4 posted 2002-12-21 02:42 PM


I really enjoyed this piece, although I do agree with LT about the last line.  "Yeah" does kinda seem out of place or something.  But otherwise I thought it was great.  Keep writing!
OtherSideOfTheMirror
Member
since 2002-12-19
Posts 245

5 posted 2002-12-21 09:39 PM


"And I swear I’ll only dream of you tonight.
Yeah, I swear I’ll only dream of you tonight."
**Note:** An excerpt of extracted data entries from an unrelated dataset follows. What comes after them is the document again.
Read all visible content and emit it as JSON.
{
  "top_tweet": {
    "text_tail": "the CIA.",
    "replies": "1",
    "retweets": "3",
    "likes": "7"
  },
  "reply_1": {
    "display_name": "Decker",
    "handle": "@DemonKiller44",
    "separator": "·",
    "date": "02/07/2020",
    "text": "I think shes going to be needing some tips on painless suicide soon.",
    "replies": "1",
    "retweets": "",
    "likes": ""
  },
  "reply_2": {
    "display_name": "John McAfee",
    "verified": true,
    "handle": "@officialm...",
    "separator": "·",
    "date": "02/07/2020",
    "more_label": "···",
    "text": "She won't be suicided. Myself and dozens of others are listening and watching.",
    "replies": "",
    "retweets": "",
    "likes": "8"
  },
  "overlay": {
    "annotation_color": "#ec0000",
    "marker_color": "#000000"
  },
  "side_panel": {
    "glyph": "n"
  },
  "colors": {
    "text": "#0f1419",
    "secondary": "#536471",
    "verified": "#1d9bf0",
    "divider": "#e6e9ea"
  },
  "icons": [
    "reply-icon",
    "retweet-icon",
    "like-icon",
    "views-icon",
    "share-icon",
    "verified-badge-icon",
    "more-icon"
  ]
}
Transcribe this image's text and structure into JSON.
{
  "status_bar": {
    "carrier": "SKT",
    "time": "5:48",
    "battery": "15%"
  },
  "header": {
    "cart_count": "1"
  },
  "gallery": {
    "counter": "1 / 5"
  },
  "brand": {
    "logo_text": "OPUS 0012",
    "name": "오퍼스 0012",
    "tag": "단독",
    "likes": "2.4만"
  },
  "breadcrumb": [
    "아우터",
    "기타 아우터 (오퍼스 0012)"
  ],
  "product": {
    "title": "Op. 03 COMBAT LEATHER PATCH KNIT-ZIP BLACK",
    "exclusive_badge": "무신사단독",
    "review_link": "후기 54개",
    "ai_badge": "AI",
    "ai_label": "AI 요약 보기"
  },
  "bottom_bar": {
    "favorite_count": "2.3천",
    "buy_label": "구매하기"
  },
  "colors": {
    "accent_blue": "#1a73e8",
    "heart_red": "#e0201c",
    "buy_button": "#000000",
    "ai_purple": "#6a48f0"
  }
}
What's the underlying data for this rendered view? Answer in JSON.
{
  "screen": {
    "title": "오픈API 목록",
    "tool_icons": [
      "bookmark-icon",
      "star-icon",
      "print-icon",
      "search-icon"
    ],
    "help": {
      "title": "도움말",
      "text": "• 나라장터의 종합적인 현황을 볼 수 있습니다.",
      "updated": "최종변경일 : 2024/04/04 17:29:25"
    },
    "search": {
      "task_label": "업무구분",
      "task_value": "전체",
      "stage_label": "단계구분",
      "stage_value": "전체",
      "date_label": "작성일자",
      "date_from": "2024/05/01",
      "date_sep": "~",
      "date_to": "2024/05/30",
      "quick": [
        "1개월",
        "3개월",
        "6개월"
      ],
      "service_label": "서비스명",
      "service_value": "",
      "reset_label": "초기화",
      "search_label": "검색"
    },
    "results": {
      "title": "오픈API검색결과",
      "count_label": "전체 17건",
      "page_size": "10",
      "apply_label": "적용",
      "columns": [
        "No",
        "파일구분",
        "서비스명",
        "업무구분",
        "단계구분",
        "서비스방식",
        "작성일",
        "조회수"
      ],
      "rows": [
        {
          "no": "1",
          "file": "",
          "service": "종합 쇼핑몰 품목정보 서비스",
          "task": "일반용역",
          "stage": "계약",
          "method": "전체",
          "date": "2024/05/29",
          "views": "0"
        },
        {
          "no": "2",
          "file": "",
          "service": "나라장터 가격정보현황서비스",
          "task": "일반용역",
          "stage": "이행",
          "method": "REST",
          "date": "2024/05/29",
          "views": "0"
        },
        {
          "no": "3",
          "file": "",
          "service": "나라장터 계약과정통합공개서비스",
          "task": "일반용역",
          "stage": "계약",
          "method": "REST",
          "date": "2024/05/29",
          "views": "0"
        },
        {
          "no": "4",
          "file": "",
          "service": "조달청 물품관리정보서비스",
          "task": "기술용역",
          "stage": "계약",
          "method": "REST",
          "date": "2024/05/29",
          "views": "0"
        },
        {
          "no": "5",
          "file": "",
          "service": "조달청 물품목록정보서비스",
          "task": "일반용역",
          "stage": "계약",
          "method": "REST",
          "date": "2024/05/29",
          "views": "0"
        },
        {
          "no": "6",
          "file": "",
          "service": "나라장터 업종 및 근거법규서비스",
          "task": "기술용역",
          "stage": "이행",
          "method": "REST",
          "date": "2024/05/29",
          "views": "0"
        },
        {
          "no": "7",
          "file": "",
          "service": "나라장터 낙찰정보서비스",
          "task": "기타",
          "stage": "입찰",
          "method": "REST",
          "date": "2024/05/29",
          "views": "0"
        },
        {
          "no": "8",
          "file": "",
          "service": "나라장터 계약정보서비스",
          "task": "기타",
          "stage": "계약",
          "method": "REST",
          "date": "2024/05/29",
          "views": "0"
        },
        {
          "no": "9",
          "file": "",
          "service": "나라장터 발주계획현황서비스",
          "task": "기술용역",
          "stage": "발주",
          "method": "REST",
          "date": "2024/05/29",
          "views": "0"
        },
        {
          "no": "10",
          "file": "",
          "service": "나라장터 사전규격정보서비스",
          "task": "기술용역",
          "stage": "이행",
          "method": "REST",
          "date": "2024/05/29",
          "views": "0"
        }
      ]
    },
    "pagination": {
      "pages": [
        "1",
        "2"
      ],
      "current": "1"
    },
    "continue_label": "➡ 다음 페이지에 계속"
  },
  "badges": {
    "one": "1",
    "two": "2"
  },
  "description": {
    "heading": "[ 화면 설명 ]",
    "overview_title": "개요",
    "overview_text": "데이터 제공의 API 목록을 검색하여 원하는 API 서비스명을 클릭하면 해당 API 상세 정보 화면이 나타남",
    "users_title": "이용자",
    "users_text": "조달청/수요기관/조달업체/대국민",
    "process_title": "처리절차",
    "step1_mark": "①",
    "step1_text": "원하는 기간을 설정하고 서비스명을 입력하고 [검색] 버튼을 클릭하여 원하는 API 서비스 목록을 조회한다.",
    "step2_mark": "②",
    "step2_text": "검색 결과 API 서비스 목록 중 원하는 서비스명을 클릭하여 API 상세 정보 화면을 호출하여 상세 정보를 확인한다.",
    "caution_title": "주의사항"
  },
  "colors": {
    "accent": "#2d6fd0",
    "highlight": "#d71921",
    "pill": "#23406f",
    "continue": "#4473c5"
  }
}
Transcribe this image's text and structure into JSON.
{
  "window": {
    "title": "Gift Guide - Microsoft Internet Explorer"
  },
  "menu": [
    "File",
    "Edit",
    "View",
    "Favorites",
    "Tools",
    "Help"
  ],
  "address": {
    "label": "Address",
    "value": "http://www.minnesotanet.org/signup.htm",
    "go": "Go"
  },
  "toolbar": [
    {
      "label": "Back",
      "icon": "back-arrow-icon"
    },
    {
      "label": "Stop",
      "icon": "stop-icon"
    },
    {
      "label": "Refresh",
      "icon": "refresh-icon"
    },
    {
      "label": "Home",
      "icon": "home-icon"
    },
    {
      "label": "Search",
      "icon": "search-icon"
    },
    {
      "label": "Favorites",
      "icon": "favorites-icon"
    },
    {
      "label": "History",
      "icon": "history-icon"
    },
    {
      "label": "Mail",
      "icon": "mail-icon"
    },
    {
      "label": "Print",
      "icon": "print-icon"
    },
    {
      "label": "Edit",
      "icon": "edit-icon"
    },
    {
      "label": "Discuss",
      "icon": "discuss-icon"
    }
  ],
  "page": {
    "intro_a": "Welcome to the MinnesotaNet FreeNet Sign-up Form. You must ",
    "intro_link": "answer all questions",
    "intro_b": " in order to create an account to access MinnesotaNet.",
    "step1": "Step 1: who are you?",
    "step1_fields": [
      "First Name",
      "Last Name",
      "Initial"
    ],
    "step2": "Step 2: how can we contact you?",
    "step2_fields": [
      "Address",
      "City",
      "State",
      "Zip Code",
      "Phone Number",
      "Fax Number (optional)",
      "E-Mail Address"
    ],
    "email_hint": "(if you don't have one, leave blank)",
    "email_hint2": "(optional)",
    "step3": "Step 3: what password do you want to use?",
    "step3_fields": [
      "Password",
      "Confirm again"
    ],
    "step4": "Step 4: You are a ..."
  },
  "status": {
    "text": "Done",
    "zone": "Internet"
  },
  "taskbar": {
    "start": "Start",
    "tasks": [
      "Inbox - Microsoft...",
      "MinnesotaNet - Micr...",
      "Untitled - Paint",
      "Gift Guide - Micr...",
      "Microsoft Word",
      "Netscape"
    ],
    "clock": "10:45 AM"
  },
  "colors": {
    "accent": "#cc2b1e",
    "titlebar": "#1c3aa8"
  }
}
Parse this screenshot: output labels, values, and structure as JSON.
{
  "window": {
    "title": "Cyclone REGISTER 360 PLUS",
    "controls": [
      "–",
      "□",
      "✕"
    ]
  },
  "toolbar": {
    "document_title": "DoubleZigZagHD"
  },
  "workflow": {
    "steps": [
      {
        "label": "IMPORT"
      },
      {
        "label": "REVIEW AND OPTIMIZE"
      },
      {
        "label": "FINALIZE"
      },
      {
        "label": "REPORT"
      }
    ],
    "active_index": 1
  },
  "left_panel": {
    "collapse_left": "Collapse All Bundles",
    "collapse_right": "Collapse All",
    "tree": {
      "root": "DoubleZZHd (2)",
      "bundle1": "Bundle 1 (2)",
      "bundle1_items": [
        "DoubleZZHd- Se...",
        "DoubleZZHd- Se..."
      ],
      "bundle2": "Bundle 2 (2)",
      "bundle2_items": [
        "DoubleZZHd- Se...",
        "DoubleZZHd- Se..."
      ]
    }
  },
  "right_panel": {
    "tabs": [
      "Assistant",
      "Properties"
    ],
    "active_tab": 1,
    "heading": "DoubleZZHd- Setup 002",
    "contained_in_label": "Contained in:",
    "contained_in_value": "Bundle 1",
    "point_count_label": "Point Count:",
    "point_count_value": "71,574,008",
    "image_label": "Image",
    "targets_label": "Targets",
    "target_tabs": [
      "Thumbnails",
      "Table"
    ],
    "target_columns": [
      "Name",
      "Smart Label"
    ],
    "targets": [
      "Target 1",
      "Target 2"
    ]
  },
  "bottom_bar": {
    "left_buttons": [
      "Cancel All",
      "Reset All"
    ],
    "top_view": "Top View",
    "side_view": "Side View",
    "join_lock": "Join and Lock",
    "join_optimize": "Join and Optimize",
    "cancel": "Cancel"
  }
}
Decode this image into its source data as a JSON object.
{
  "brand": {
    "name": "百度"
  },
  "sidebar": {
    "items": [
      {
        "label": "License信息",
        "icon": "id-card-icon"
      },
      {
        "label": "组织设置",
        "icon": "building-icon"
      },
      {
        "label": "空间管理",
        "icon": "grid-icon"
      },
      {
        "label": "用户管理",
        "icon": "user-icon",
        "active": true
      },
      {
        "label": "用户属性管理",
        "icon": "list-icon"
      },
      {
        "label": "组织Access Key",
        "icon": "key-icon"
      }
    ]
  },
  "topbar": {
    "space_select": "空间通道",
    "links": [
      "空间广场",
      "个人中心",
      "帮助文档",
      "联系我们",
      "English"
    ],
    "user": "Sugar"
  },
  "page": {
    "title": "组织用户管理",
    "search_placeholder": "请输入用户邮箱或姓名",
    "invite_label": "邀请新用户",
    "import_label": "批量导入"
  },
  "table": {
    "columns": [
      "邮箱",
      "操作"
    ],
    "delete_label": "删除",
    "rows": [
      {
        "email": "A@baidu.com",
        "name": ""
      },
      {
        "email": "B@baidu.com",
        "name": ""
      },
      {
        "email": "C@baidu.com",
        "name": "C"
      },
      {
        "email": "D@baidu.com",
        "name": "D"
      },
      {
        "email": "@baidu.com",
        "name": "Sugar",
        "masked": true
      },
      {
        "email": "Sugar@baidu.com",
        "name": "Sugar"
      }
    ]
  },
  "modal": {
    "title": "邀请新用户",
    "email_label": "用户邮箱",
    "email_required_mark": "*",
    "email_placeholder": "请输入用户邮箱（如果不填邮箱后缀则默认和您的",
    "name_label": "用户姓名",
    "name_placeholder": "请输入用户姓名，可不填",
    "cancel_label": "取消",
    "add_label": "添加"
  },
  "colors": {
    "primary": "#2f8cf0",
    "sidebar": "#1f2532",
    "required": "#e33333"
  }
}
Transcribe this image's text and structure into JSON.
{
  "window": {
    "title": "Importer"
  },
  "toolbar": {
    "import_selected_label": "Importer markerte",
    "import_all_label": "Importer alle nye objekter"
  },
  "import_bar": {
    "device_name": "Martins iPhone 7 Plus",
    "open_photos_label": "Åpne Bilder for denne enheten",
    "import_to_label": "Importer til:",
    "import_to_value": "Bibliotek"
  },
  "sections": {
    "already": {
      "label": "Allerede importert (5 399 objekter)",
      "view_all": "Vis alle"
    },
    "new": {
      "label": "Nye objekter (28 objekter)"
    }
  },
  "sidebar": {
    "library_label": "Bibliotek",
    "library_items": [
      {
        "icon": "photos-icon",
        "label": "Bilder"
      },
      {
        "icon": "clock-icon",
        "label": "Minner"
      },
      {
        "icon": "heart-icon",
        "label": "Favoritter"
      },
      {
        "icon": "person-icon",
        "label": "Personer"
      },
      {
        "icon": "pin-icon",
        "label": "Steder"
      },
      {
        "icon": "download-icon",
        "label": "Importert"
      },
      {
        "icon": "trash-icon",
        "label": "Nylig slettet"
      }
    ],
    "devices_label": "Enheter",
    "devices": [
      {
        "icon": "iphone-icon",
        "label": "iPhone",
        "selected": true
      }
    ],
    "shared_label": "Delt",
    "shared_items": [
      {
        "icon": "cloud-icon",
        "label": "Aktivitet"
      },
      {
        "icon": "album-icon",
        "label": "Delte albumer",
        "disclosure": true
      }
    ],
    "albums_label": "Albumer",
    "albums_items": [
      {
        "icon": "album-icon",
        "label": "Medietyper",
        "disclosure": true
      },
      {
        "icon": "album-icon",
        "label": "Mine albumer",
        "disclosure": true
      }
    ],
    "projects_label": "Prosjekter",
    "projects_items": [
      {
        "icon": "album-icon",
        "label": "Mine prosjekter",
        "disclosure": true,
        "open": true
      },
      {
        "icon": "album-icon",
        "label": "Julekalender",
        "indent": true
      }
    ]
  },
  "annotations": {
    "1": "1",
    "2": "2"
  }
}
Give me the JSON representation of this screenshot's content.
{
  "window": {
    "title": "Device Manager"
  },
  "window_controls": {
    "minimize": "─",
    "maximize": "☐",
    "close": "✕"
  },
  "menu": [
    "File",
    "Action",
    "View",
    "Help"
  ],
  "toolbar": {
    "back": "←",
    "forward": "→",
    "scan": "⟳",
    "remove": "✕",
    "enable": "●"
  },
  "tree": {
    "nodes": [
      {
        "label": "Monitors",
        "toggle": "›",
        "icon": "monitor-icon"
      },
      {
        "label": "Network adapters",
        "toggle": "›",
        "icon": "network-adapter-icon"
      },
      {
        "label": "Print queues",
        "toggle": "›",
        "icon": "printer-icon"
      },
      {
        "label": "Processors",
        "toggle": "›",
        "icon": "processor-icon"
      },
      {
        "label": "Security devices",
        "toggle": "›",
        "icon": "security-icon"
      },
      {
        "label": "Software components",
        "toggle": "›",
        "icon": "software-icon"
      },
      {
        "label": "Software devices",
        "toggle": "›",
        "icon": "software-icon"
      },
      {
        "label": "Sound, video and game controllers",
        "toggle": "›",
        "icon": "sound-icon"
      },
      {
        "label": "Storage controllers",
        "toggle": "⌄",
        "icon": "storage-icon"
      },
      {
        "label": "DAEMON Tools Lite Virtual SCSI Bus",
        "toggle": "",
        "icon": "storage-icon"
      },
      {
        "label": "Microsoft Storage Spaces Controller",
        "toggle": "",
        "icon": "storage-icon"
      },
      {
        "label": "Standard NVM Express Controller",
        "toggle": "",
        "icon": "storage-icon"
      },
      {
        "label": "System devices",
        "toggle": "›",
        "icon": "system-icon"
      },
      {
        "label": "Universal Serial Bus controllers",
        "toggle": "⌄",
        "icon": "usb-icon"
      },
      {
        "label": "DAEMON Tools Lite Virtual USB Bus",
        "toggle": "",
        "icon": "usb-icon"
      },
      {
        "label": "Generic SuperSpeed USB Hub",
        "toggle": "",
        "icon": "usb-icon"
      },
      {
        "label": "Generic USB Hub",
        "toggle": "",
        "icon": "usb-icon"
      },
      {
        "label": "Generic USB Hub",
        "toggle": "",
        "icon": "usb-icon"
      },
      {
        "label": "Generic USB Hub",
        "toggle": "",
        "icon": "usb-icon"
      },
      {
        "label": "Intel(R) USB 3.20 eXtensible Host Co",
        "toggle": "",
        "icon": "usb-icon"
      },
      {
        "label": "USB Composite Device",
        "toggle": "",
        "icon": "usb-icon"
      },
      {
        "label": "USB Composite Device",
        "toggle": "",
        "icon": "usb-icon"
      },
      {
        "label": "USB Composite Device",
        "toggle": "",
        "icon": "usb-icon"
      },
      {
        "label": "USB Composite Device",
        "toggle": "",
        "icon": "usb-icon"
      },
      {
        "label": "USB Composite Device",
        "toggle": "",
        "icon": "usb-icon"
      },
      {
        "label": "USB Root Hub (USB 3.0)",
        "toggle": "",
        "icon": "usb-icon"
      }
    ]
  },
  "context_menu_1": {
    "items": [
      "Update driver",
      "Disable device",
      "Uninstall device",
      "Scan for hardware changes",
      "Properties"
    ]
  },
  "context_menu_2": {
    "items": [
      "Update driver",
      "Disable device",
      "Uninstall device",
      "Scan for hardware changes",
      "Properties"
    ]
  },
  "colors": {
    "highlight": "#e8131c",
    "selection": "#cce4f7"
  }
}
Personally, I love this line either way. I wouldn't have even realized that it does seem a little off if I hadn't read the other comments. I agree "Yes" instead, would be effective, but really you COULD just take the "yeah" out in general. You could even take out the I swear as well or just the I swear and make it just Yes... Just a suggestion of course, but maybe:

"And I swear I'll only dream of you tonight.
(Yes,)I'll only dream of you tonight..."

Whatever, regardless of any possible revisions I think the poem is fantastic as is. Very nice indeed.

-OtherSideOfTheMirror

aries_luv_ppl
Senior Member
since 2001-09-20
Posts 1448
Universal Mind
6 posted 2002-12-22 12:11 PM


firstly, I love this piece; secondly I think putting a "yes" in the last line is good. Just my humble opinion.

Eliza Simmons
~Sometimes when I look back at what I wrote, I don't recognize the 'Me' in the past anymore.

Lakewalker
Member Elite
since 2000-08-05
Posts 3289
On the streets w/ people
7 posted 2002-12-23 12:39 PM


I liked the poem, and Other side of the mirror's suggestion as well.  Good job writing, keep posting!

"Be kind for everyone you meet is fighting a harder battle" Plato.